Enclosure, Castlehill, Co. Mayo
Co. Mayo |
Enclosures
On the former demesne lands of Castlehill House in County Mayo, there is a circular earthwork that nobody can quite explain.
It sits on the south-western side of a narrow gravel ridge, a slightly raised and flat-topped ring roughly twenty-four metres across, defined by a low scarp that barely reaches forty centimetres in height. A mortared stone wall encircles it at a little distance, oak trees ring the inner scarp, and a few Scots pine grow inside among the stumps of others long since felled. The structure is tidy in its geometry and utterly ambiguous in its purpose.
The 1838 Ordnance Survey six-inch map recorded it simply as a circular enclosure, offering no interpretation. By the 1922 edition, the interior had been walled off and planted with trees, suggesting that whoever managed the Castlehill estate at that point had decided the feature was more useful as an ornamental tree-ring than whatever it had been before. The question is whether they were repurposing something genuinely ancient or creating a landscape feature from scratch. A rath, the Irish term for a roughly circular earthen enclosure typically associated with early medieval settlement and farmsteads, would leave precisely this kind of low, rounded footprint after centuries of weathering.

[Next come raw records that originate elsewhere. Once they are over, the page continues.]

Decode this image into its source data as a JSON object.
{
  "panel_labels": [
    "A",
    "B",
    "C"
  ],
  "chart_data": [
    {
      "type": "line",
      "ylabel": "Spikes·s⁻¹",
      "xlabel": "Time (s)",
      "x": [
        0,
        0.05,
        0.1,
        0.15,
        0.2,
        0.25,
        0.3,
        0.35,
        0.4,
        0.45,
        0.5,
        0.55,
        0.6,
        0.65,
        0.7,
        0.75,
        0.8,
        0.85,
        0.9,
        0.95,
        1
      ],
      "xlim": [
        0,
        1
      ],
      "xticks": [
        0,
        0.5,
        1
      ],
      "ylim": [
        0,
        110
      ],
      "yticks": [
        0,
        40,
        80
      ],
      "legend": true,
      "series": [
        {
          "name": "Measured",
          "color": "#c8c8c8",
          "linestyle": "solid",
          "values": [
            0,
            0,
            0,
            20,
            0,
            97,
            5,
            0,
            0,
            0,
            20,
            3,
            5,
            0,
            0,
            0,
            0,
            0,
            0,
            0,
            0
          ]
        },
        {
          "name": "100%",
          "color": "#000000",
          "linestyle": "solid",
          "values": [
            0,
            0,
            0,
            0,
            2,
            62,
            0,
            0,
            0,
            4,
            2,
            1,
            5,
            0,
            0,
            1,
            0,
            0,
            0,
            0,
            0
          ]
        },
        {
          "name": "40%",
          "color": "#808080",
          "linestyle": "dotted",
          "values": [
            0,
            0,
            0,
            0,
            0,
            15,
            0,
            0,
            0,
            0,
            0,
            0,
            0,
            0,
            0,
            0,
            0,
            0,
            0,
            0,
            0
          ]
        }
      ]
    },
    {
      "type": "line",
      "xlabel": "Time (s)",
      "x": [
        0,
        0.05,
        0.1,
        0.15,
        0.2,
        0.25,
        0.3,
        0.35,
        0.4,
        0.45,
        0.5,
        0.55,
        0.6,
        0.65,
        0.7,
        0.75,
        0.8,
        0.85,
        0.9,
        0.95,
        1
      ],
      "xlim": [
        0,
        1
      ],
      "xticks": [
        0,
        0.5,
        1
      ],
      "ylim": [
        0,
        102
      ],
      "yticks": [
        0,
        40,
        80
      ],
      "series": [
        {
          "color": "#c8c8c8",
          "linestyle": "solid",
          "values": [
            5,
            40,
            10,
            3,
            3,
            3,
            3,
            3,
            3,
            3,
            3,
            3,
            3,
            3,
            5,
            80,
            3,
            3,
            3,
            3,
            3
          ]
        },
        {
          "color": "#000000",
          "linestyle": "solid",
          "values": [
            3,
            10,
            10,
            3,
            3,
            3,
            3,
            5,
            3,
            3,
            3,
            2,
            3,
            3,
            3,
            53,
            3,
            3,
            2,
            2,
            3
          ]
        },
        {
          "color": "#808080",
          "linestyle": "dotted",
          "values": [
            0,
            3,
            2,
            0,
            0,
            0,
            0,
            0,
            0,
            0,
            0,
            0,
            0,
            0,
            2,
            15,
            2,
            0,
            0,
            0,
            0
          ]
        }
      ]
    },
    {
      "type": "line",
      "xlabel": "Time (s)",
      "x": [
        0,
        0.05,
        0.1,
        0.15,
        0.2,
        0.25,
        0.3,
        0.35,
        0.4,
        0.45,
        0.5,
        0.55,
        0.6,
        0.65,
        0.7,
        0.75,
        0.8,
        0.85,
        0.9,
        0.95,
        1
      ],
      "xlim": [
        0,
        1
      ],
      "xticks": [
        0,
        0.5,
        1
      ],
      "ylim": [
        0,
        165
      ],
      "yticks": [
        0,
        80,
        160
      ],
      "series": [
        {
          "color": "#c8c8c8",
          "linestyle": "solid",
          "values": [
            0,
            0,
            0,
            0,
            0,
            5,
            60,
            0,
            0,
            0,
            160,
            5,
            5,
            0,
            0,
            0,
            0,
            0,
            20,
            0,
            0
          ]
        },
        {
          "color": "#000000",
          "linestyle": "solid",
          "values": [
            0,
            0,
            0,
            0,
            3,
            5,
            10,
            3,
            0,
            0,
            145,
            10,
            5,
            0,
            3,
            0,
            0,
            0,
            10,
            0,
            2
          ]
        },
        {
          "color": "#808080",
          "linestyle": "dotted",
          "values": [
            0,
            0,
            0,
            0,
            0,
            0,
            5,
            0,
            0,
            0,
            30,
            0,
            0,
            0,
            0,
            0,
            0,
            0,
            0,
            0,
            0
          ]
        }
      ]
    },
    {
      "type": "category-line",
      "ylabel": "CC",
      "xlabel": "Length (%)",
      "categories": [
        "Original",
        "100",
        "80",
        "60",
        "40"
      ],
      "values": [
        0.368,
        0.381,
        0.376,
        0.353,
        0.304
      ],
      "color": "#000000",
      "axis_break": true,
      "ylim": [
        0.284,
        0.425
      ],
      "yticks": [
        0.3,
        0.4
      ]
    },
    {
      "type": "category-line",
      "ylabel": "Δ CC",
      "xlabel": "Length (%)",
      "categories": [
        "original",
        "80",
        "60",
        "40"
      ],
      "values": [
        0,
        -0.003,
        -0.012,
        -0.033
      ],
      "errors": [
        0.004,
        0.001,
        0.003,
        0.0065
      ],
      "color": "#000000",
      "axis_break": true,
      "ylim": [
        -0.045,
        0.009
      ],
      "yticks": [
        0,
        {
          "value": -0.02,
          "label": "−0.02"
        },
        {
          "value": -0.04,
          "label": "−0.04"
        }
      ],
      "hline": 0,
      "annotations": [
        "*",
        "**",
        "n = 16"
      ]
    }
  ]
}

The scarp and the few protruding stones along its rim are consistent with that reading. But they are also consistent with a purely decorative planting feature built to give structure to a nineteenth-century demesne landscape. No excavation has resolved the matter, and the two possibilities have never been ruled out. The enclosure sits in that uncomfortable space between prehistory and garden design, and the ground itself is not talking.